Until Whonix switches DEs there are some packages that should be banned if not already. The geolocation module is part of base KDE.
https://packages.debian.org/jessie/libs/libplasma-geolocation-interface4
https://packages.debian.org/jessie/libweather-ion6
Unrelated to DE (desktop environment) switching since one could always
install such applications.
Unwanted packages list is implemented here:
https://github.com/Whonix/whonixcheck/blob/c6649dce555cba6b895de51f4cdfdd7e339d22f3/etc/whonix.d/30_whonixcheck_default.conf#L64-L72
Please check reverse-depends (which packages are depending on that
package) and outline what these would be doing.
$ sudo apt-cache rdepends libplasma-geolocation-interface4
libplasma-geolocation-interface4
Reverse Depends:
plasma-dataengines-workspace
kde-workspace-dev
$ sudo apt-cache rdepends libweather-ion6
libweather-ion6
Reverse Depends:
plasma-dataengines-yawp
libweather-ion6 seems is just an interface for plugins to use for fetching weather data. The name of the first package suggests something similar. Maybe this functionality is not used without activating the geolocation/weather widgets?
Possibly. Please try going further up by checking reverse-depends of reverse depends.
user@host:~$ sudo apt-cache rdepends plasma-dataengines-workspace
plasma-dataengines-workspace
Reverse Depends:
plasma-widget-yawp
plasma-widgets-addons
plasma-widgets-workspace
user@host:~$ sudo apt-cache rdepends plasma-dataengines-yawp
plasma-dataengines-yawp
Reverse Depends:
plasma-widget-yawp-dbg
plasma-widget-yawp
plasma-widget-yawp = yaWP (Yet Another Weather Plasmoid) - a KDE weather widget. Since its not enabled by default its ok.
A GNOME package for managing “cloud” accounts of PRISM partners. I think this should be banned to prevent newbie users from using them by mistake.
do we need KDE wallet system (KWallet) in whonix (saw it in vbox version)?
I find this KWallet stuff very annoying outside and unrelated to Whonix. WiFi passwords are not simply stored and it no longer auto connects - each time it asks the wallet password. So I must figure out how to disable the wallet stuff. Usability issue.
The files are small and don’t interfere with the other hypervisor. For simplicity the build system output gives builds of both versions KVM and Vbox in one run.
For simplicity, time saving and better usability for me personally, official downloadable Non-Qubes-Whonix builds are created with --target virtualbox and --target qcow2 at the same time.
Could you process the following thread please wrt packages to be added?
Which Debian packages leak information to the network?
https://lists.debian.org/debian-security/2016/05/threads.html#00043
Thanks for getting the ball rolling Patrick. Very useful discussion
python-requests: fixed upstream
pip: leaks info about system package versions.
gnome-calculator: sets cookie. Bug open upstream for 2 years but not fixed by devs. Workaround is being done with Flatpak restrictions.
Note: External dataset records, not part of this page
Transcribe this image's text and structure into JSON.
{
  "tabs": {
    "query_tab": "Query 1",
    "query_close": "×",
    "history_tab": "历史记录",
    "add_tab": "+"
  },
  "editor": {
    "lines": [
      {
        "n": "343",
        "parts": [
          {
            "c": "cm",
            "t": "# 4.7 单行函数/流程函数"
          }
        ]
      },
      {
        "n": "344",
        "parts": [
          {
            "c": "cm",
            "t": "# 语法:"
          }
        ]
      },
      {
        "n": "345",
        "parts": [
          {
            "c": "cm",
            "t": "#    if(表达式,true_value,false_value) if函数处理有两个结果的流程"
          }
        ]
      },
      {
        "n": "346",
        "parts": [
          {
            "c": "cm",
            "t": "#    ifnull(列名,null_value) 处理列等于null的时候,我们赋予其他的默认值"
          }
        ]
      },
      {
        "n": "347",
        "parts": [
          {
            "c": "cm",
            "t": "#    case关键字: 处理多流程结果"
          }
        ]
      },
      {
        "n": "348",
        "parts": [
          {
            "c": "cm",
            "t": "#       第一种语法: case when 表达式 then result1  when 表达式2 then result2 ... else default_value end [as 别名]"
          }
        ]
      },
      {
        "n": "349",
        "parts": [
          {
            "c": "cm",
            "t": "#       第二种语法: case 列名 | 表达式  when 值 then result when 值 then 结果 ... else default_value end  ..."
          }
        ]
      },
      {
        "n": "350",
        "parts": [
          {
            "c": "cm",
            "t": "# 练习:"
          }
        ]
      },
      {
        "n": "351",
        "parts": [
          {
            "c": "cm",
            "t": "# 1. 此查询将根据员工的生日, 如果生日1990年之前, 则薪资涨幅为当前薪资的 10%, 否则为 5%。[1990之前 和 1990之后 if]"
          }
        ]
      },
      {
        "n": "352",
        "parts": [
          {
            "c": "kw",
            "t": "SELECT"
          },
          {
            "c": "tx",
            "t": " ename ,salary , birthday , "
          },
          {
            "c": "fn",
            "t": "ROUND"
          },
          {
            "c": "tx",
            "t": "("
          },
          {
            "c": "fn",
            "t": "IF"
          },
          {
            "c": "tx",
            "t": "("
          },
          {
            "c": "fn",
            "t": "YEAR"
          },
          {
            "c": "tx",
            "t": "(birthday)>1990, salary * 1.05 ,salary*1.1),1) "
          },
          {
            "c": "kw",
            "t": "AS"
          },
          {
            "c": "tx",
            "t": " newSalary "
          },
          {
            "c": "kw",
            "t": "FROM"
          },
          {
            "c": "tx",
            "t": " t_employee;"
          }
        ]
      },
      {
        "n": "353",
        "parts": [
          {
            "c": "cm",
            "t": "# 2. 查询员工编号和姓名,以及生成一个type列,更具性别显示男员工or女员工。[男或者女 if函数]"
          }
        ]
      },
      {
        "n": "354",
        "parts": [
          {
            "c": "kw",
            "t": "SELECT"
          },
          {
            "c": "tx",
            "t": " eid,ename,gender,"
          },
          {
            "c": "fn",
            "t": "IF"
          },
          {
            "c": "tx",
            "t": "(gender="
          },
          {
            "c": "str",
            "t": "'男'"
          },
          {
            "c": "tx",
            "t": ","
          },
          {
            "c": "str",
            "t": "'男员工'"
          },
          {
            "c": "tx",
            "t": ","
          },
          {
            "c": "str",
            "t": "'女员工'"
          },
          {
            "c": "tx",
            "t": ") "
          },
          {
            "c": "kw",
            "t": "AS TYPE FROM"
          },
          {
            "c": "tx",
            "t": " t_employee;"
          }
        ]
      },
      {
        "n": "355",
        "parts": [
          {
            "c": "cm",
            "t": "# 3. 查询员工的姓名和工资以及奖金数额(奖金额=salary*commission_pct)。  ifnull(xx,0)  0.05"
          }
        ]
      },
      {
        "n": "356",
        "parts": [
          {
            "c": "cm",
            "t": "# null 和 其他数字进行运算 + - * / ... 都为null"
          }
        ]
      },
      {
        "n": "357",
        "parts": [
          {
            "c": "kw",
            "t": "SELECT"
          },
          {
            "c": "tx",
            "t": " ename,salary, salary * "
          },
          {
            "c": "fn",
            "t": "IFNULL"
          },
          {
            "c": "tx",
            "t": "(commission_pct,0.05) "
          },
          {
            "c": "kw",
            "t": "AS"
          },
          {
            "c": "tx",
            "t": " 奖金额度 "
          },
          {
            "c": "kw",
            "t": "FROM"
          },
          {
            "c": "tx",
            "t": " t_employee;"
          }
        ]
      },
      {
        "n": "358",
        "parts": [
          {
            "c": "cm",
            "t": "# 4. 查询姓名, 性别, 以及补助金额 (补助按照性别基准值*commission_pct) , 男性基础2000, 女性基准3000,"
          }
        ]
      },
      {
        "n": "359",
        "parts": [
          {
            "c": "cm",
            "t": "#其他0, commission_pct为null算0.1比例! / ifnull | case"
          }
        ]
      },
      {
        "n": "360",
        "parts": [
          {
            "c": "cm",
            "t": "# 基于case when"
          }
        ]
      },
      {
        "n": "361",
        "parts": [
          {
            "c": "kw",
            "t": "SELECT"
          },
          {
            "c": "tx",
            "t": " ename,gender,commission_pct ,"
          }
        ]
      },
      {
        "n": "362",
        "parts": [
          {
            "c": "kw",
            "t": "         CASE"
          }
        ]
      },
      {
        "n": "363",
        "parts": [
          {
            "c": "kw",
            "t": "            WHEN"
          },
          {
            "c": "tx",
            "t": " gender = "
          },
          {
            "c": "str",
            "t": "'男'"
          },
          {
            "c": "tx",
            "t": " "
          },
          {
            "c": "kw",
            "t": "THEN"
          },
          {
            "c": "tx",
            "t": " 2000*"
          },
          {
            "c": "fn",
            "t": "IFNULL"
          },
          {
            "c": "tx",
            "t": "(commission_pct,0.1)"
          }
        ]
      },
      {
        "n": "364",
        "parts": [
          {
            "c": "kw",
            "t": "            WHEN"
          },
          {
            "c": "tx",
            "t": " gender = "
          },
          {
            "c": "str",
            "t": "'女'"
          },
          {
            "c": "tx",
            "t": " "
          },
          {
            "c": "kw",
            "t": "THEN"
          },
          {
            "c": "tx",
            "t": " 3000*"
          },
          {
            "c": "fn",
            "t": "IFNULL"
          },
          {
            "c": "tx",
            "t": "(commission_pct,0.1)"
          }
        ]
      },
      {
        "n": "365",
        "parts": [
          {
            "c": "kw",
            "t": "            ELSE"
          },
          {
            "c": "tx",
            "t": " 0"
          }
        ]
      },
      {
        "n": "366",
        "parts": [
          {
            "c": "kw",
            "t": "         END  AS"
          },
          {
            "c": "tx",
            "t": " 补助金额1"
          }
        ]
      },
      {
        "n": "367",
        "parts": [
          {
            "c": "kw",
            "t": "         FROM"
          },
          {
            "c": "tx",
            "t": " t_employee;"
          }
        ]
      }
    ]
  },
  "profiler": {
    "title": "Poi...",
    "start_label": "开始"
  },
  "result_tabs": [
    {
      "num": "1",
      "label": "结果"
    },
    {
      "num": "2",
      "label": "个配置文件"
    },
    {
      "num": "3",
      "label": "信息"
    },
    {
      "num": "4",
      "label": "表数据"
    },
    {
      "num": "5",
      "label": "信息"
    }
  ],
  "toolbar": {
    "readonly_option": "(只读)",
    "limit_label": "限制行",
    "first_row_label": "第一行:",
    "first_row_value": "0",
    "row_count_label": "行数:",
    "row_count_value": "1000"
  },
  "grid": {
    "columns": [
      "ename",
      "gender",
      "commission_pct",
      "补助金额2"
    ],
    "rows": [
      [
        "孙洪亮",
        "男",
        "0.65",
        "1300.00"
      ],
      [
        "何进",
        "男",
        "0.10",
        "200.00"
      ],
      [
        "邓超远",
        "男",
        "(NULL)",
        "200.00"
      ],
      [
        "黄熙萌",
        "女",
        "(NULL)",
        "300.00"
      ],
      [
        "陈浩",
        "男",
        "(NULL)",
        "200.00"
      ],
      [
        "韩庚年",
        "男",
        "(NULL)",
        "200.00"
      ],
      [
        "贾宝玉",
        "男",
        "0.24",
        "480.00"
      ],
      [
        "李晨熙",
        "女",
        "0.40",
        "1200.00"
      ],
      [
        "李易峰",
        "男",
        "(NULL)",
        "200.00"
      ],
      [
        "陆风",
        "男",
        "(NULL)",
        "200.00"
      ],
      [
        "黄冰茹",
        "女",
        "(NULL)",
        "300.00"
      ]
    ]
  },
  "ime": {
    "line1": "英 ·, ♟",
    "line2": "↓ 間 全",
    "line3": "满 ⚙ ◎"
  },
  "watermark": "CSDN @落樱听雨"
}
weather applications: leak location data but none enabled by default
Notes:
Apparmor network filtering not supported by upstream stock kernels:
https://bugs.debian.org/712451
Some advocate using sandbox frameworks like flatpak for blocking leaky apps.
Debian probably needs a privacy team to audit all packages that send
data to the network and develop mitigation, configuration or patches
to counter these.
+10 I strongly support Paul’s plan to have a review team look through packages and engage upstream projects to clean up leaks. He is open to attending a brainstorm session at DebConf16 if someone organizes it.
Can you make the changes in git whonixcheck config please?
Added.
Some people may complain but no one needs a package manager (python-pip) that still doesn’t support GPG signed packages and never will. After years of arguing they implemented TLS downloads and enabled it by default but as anyone knows this is not enough.
Weather widgets I can’t touch because they are reverse dependencies of core DE packages. The good thing is the user has to go out of their way to shoot themselves in the foot.
Merged.
Off-topic: Btw it has been worked on or may still be worked on [did not check the status for some time] to make PIP use TUF.
It seems TUF is production ready after all. Its been integrated in half a dozen major projects including pip and docker.
Off-topic:
AppImage is supposed to be distro agnostic packaging format recently supported by Firejail. With TUF to secure app integrity and delivery we have a good combination.
Do we want to keep this?
If so, we should add python3-pip as well?